Knowing your role as a teacher: The teaching metaphor project

Bal Krishna Sharma

There are several ways of learning and development for language teachers. For example, you can read articles/chapters and research reports published in journals and books, critically understand the ideas there, and import them to your classroom teaching. You adopt and adapt the textbook ideas rather than picking them up and trying to implement them wholesale. You can also talk to your peer teachers, share teaching stories and experiences, or observe each other’s class and borrow some ideas from there. A third way, which I have recently been relying heavily on is a reflection of my own teaching, critically assessing what worked and what did not in my class, and focus on improving my teaching and tasks next semester.

I taught an academic reading course to international students last year. In order to train myself in teaching reading lessons effectively, I took a second language reading course from a professor at the University of Hawaii at Manoa. This class had several mini-assignments that proved instrumental in bridging my academic knowledge with my teaching experience in Nepal. I will explain to you one of those mini-assignments here, which was called a ‘reading metaphor project’.

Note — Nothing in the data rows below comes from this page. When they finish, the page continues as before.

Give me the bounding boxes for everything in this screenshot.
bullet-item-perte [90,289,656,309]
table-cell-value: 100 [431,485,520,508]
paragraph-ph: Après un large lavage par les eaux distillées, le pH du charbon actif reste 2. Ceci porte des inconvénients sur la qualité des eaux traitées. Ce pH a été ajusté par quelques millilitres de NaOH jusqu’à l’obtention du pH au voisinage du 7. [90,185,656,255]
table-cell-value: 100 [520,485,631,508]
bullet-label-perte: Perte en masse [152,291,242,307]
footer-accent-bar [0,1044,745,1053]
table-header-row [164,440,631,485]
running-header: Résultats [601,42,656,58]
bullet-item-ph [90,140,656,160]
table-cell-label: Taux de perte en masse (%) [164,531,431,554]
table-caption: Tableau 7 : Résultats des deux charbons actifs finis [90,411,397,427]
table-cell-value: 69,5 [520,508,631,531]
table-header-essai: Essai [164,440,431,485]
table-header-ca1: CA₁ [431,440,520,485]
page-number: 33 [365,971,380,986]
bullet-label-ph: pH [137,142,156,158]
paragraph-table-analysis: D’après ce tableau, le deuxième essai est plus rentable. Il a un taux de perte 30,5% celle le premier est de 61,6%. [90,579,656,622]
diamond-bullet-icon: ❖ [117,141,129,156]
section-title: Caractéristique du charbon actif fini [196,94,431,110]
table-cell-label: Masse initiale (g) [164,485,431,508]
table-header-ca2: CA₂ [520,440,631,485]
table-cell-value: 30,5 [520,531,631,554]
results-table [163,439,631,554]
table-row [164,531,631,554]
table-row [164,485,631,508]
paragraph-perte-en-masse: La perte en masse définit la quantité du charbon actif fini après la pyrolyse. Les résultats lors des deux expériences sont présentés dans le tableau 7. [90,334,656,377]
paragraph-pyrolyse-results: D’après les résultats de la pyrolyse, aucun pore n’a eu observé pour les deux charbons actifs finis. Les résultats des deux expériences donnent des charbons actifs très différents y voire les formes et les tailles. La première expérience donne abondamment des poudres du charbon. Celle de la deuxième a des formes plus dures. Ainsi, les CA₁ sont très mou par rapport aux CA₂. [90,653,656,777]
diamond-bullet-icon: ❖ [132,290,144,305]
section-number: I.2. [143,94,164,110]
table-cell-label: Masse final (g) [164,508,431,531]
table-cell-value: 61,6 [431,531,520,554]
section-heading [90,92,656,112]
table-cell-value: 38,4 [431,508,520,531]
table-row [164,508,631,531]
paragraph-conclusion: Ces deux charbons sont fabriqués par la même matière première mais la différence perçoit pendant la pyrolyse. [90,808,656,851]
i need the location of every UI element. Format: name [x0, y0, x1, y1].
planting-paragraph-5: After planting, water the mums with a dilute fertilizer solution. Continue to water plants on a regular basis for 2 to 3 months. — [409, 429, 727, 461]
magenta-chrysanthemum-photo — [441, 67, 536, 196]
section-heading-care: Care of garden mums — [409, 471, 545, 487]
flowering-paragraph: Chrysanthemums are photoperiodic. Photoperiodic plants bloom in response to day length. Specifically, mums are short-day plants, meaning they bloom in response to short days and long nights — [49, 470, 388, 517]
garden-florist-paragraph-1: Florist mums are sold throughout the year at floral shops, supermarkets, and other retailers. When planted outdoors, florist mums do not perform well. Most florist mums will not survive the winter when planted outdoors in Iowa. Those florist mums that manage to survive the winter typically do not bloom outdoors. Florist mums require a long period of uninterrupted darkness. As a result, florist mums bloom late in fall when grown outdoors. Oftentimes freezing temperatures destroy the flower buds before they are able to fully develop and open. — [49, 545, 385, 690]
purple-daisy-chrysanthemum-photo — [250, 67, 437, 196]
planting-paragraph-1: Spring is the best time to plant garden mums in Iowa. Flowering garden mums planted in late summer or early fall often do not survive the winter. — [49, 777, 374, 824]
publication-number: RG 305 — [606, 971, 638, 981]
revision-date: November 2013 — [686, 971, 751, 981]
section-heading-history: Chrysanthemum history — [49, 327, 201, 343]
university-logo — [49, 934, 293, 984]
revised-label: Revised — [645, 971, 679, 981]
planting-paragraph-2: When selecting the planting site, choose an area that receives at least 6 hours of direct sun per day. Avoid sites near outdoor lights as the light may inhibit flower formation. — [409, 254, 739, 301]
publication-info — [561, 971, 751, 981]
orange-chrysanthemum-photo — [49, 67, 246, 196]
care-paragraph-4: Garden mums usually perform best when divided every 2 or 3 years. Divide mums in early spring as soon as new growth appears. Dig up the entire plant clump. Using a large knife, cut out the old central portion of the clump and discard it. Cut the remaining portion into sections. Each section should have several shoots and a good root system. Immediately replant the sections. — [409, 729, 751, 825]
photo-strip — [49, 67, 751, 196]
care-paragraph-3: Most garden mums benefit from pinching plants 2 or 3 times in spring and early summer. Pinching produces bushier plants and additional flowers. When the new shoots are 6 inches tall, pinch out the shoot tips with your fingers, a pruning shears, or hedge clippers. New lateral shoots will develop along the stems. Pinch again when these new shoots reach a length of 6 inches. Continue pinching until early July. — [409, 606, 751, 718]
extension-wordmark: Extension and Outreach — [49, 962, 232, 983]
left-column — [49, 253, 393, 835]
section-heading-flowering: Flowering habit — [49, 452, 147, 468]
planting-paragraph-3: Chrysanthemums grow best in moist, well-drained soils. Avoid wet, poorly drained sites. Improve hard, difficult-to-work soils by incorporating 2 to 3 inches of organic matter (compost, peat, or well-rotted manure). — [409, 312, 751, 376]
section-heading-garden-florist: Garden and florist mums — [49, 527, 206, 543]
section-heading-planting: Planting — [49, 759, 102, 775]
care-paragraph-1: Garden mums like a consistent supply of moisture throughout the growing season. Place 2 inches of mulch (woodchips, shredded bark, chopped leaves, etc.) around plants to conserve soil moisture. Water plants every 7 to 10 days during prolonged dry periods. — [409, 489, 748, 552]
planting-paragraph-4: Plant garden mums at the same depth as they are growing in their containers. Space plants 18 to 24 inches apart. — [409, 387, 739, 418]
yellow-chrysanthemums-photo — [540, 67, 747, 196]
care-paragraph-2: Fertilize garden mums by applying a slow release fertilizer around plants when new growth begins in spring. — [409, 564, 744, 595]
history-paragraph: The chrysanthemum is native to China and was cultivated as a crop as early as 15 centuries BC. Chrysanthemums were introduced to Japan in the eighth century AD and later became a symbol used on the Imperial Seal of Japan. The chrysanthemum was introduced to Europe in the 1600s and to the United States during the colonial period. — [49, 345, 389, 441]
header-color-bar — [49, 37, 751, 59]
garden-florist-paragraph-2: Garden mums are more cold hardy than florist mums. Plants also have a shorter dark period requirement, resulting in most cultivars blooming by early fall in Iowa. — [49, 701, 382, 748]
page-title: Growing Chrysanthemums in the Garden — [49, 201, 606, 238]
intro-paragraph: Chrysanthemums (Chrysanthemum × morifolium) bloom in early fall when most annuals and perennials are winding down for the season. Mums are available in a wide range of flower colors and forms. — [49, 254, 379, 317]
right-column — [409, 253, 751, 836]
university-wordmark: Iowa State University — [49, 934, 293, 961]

Around the beginning of the semester, my professor asked all the students to think of a metaphor that would represent our role as a reading teacher. Many of us chose such metaphors as ‘mid-wife’, ‘football coach’, ‘driver’, and so on. Then the professor asked us to think about refining the metaphor and its meaning, or shifting to a more appropriate metaphor by the time we finish the course at the end of the semester. Following is a description of my metaphor:

I chose two metaphors during this semester. Metaphors are a useful way to compare the teacher’s roles and duties in a reading class. First, I compared a reading teacher with a tour guide. A tour guide shows ways to the tourists who otherwise would have a hard time to travel on their own. A guide shows ways to the visitors, takes to new places, explains the history and importance of those places, and also suggests other places to visit or stay. Then I thought this metaphor is too simplistic. Comparing a reading teacher with a tourist guide is very straightforward and gives more power to the teacher. When I believe in student-centered teaching, I thought I would need to find a metaphor that would minimize the role of the teacher. Then I compared a reading teacher with a ‘walking stick’. I remembered my childhood days and I remembered the tourists from different countries visiting our places inNepal. Everybody had a walking stick with them. Then I also remembered my reading class taught by my teacher. I also reflected on how I taught reading to my students. Obviously, there were differences in my and my teacher’s teaching styles and roles. However, a common thread I could think of was the role of a ‘facilitator’ or a ‘supporter’. A walking stick thus is a support; it does not walk in itself. Second language readers can take the support of the stick. Learning to read is a long journey. I compared reading journey with a trekking of several days. While trekking inNepalone has to climb up the hills through small trails and rarely through steps. There come plain and flat places as well. In case of those straight ways, the role of the walking stick is minimized or sometimes neutralized. Learners of reading are also similar. When there are difficult texts and words, there is a teacher to help the learners in some way: direct explanation of the meaning or teaching the students the reading strategies, for example. But when there are easier texts, the students can read on their own, teacher’s role is minimized.

So what?

Writers in NeltaChoutari have discussed the need to be careful against lifting pedagogical ideas that have been proven effective in different contexts than our own without necessary appropriation, so the concept has floated here as well quite often. I hope that you will find this concrete activity valuable towards implementing the idea into practice. Such reflective practice is useful whether we are novice or experienced because reflection and critical assessment are important for any efficient language teacher. If you are a teacher educator, or a teacher trainer, please try this out in practice and respond to this post with your thoughts so the rest of will learn from actual practice. I am always eager to hear more.


2 thoughts on “Knowing your role as a teacher: The teaching metaphor project

  1. This experiential writing may really trigger the mind of NELTA Chautari. This is how a person can be reflective and share the ideas.
    We expect more experiences like this and many more in different aspects of language from the writer.